Enquanto eu não tinha filho, não me preocupava muito com o futuro (o a longo prazo). Era mais imediatista como cabia à minha juventude talvez. Era mais tensa mesmo com o daqui a pouco ou daqui a um ano. Sempre achei que tinha todo tempo do mundo como cantava a Legião.
Hoje com Alice me sinto diferente e a cada fato que acontece me pego muitas vezes horas e, às vezes, dias, imersa em reflexões sobre o impacto que a educação dela terá sobre a sua pessoa (sabendo eu que tentamos acertar, mas não podemos assegurar vitória absoluta do que projetamos porque o outro é o outro). Vivo pensando no impacto que a minha forma de ver o mundo causa nela, no tom que verdadeiramente reverbera, nos ecos que ficarão… E, PRINCIPALMENTE, penso no que ensino sem saber que estou ensinando, no ‘currículo oculto’, na força do exemplo, da minha forma de agir que nem sempre é exatamente afinada com o que idealizo ou proponho nem o modelo ideal que almejamos.
Quando fui vendo a derrota da seleção de futebol acontecendo e de forma tão realmente humilhante, me senti perdida no misto de meus próprios sentimentos e na necessidade urgente que eu tinha de traduzir aquela perda para ela, minha filha. O que dizer? Como agir?
Ela me viu triste, pensativa, chateada e me perguntou porquês o tempo todo. Não sei se soube responder como deveria. E ainda estou no meio do turbilhão.
A certeza que tenho é que sou de uma geração que riu de si mesma, que riu do outro, que riu do país e que teve uma autoestima enquanto povo muito fraquinha. Exceto no futebol. Por isso jamais aceita perder uma partida, empatar ou mesmo ficar com prata ou bronze.
E sei, na prática, também, que isso de malandragem, levar vantagem e se dar bem ficou muito longe de ser o ideal para educar o povo brasileiro. É um perfil que não conduz a bons caminhos.
E eu tenho uma outra certeza muito forte de que não gostaria de ver a minha filha crescer com autoestima baixa nem enquanto pessoa, nem enquanto mulher, nem como brasileira, latino americana.
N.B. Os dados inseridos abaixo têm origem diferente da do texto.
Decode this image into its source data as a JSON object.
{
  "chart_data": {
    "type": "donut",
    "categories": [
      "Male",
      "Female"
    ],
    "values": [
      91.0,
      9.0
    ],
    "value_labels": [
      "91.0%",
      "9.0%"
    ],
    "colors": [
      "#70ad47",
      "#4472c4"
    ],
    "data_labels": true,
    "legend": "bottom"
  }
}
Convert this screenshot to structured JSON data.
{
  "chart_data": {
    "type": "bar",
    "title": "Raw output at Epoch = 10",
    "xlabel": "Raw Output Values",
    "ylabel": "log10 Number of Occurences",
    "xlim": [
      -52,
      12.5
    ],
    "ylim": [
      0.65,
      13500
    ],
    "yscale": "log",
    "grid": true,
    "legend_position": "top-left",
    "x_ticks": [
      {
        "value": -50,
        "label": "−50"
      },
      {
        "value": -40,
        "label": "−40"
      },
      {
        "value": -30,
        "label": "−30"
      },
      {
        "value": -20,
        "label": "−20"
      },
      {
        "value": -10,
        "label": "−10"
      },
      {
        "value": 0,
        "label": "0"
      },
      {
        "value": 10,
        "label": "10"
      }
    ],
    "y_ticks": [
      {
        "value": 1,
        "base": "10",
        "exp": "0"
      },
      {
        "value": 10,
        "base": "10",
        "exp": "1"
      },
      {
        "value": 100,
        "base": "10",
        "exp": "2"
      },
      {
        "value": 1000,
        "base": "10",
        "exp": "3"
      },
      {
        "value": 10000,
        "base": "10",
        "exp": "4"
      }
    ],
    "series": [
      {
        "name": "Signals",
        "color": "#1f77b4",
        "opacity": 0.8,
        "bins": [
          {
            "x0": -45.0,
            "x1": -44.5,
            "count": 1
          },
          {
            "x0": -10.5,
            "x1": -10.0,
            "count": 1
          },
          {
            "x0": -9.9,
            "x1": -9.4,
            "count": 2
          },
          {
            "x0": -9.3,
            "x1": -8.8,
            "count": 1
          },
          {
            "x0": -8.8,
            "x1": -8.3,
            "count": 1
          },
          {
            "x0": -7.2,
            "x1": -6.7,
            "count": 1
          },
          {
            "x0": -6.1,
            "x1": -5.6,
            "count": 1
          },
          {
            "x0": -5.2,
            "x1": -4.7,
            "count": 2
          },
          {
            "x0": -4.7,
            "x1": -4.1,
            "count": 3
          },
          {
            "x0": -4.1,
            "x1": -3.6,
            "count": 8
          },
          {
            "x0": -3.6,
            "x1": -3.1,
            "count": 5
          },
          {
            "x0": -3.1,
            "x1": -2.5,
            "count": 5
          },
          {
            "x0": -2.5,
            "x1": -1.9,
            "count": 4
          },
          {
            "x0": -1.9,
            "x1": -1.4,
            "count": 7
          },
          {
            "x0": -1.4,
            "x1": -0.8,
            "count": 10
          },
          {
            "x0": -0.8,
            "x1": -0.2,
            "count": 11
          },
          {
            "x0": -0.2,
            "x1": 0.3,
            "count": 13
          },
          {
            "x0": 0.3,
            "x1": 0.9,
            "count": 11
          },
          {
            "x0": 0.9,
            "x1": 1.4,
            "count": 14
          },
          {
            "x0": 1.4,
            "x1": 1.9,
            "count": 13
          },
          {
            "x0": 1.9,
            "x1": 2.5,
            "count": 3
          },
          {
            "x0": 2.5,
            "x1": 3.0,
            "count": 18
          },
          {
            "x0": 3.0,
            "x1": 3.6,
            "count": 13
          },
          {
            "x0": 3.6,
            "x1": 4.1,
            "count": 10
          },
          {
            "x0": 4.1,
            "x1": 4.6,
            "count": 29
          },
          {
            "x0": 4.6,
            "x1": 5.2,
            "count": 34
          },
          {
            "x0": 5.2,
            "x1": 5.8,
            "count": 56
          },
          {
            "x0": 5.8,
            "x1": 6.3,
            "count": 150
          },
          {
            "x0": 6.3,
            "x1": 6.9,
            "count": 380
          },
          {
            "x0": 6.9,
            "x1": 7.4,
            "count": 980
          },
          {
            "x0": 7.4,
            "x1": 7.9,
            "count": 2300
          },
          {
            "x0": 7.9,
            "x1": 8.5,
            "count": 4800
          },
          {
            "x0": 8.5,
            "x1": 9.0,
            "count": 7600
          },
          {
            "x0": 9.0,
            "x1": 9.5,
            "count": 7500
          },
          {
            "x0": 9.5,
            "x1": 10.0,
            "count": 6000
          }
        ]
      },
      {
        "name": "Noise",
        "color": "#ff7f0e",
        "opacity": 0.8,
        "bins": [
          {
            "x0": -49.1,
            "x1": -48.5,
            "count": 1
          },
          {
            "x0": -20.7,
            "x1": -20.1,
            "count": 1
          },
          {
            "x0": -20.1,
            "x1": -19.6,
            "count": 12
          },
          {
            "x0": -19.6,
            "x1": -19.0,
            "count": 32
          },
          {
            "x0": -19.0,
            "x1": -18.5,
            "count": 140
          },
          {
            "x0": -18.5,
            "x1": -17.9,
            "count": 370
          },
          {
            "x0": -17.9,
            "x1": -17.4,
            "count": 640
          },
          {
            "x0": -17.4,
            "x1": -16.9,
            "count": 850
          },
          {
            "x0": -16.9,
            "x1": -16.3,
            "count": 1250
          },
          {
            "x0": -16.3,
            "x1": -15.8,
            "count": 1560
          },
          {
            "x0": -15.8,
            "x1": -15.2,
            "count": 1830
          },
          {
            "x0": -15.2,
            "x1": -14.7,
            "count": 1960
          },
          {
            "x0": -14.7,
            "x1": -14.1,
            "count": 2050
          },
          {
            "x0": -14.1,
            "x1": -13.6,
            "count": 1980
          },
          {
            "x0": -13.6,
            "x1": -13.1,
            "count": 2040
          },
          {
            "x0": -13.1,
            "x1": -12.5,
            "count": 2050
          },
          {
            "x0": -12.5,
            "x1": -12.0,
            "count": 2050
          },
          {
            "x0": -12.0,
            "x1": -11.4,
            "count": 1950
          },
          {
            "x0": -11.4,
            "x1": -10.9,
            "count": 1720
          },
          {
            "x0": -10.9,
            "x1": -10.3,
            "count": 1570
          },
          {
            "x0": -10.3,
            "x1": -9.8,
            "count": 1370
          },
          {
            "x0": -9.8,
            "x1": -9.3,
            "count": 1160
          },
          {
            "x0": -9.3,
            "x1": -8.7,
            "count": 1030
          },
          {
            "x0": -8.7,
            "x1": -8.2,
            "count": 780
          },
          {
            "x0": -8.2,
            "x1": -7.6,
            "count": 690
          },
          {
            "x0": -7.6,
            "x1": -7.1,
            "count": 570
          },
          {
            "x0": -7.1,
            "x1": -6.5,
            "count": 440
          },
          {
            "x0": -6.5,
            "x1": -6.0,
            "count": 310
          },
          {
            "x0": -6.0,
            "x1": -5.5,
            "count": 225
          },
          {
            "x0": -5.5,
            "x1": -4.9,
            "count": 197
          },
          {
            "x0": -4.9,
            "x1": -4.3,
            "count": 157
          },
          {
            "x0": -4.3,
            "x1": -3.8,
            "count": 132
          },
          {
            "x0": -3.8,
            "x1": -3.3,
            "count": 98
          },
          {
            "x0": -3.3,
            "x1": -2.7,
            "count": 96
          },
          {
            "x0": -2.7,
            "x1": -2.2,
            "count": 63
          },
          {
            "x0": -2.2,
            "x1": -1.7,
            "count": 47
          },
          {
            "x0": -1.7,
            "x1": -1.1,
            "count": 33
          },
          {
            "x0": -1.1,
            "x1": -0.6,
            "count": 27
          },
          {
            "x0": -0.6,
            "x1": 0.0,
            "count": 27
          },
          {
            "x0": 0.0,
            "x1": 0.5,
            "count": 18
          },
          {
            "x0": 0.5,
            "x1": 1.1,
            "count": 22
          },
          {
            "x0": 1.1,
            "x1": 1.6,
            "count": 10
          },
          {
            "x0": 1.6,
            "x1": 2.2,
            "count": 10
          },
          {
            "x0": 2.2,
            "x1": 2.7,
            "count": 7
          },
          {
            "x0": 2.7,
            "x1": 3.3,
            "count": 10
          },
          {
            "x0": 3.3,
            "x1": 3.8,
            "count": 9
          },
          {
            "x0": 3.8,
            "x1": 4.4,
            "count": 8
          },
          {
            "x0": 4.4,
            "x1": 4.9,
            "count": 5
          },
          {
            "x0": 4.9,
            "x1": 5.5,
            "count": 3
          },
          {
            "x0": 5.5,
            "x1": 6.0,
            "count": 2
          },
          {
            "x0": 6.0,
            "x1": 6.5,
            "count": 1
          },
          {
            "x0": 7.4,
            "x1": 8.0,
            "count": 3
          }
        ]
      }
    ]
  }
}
Já está mais do que na hora de uma outra história e tudo aponta para uma revisão da nossa identidade.
A propósito, incomoda-me profundamente a alcunha de povo sofredor porque sinto embutida nela uma justificativa que parece amainar a garra de fazer diferente. Um conformismo tácito foi gerado com esse MITO.
Não consigo massacrar os jogadores, nem o goleiro, nem o técnico. Perdi junto com eles. Eles jogaram com a camisa que também visto por nascimento e por escolha. E não foram vendidos, não estavam pouco se lixando, não acharam graça nenhuma. Estão tão decepcionados quanto nós. A derrota deles é a derrota do país também. Sinto vergonha como eles e com eles. Fiquei puta, fiquei nervosa e fiquei com a cara de cu que os 200 milhões ficaram.
Saí (para espairecer) após o jogo, fui ao mercado, abastecer a casa, retomar a vida, reajustar os trilhos… Fui, depois, caminhar sozinha com meus botões por uma hora. E vi muitas crianças levadas pelas mãos de seus pais, pelas mães, por suas avós… todas vestidinhas de verde e amarelo. E as maiores estavam com a decepção estampada no rosto ao lado de familiares que pareciam querer superar o próprio sentimento. As menores brincavam como se nada tivesse acontecido ou como se o passado já fosse mesmo passado no parque infantil às 21h do dia desse jogo.
E nessa uma hora a pé… revi minha história pessoal e constatei que só quando me preparei bem obtive bons resultados. Ainda quando preparada, não garanti as vitórias que escolhi porque sempre houve, há e haverá mais variáveis do que a gente pode prever. Mas técnica, estudo, preparo, organização podem mais conduzir a resultados favoráveis. Foi o que a Alemanha imprimiu diante de um time que ficou atônito vendo a tsunami de gols levar seus sonho embora.
Então acho que cheguei ao que eu quero dizer a Alice agora: a vida continua, o parque está aqui e a escola amanhã de manhã. Não é hora de rir de si, não se escarnece de si próprio, não faça isso, filha, leve-se a sério. E isso não tem nada a ver com o fato de ser engraçada ou de saber rir das intempéries. Aprenda com a derrota, analise o que falhou e se reerga. Sempre.
E nunca se esqueça de que somos nossos maiores inimigos.
Apenas uma seleção ganhará. A gente não ganha todas e a vida nos bate diariamente. Ficamos entre as quatro melhores. Já tem um mundo para bater na gente e não sou eu que vou ficar dando soco no espelho. Hora de catar os cacos e repensar os caminhos, fazendo, com certeza, escolhas diferentes das que conduziram à derrota.